Nine months after emerging from that comprehensive makeover in Rosyth, the Devonport-based Type 23 Duke Class frigate came through her final, ‘acid’ test – operational sea training.
The ship passed, like she has done every trial and inspection this past year or so, ‘with flying colours’.
Argyll began to ‘crew up’ in earnest in May 2010 – four months before her refit was due to conclude.
Just shy of 300,000 man-hours were devoted to the ship’s refit as the Type 23 frigate received the latest version of the Seawolf air defence missile system, a new command system, one new main gas turbine, two generators, and the MOD’s latest e-mail and internet system, DII(F).
She emerged from that refit three days ahead of schedule – and has maintained that impressive pace throughout the long road back to front line duties.
It all came to a head with two months in the hands of the Flag Officer Sea Training instructors and assessors this spring/summer.
A large part of the training consisted of simulated battles on a daily basis, whether externally with enemy missiles, aircraft, ships and submarines, or internally with fires, floods and machinery breakdowns – most of which occurred simultaneously on Thursdays in the infamous ‘Thursday War’.
The final phase of training was specific to the role that Argyll will perform for real towards the end of the year when she deploys east of Suez on maritime security patrols:
“Argyll is ready, in all respects, to undertake any operational tasking as part of the fleet,” said her Commanding Officer, Commander Paul Stroude.
“We have achieved this significant milestone with the perseverance, hard work and sheer determination of the crew.
“I am truly proud of the ship’s company and the team that delivered her refit.

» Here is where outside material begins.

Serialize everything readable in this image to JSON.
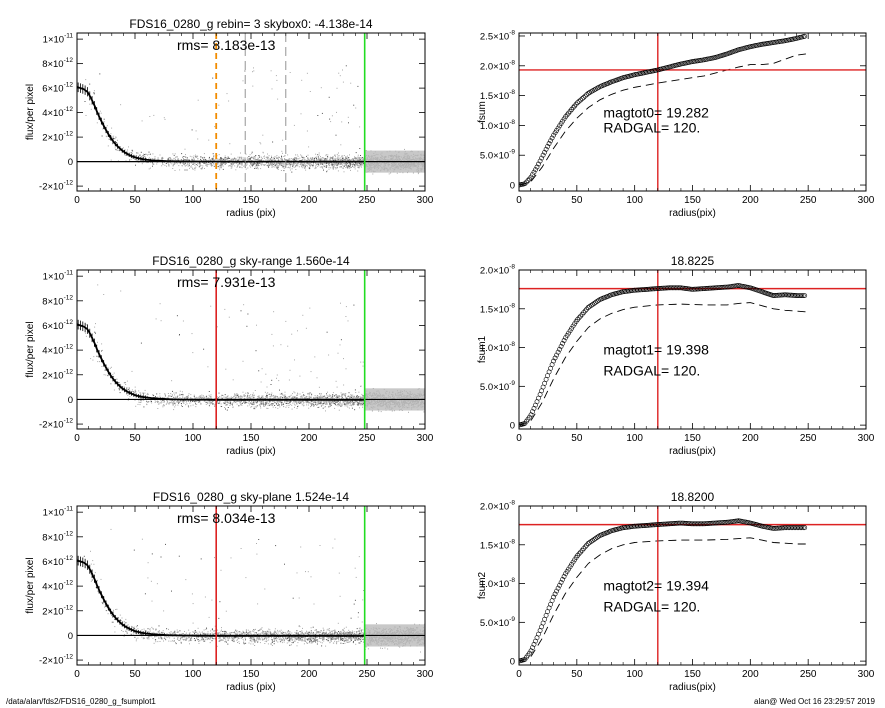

The name of HMS Argyll is now synonymous with professionalism of the highest order.”
Launched by Lady Wendy Levene in 1989 and commissioned into the Royal Navy on 30 May 1991, HMS Argyll has strong links amongst her sister services, including with HMS Vivid of the Royal Naval Reserve, The Argyll and Sutherland Highlanders, 5th Battalion The Royal Regiment of Scotland (5 SCOTS), and 47 Squadron RAF.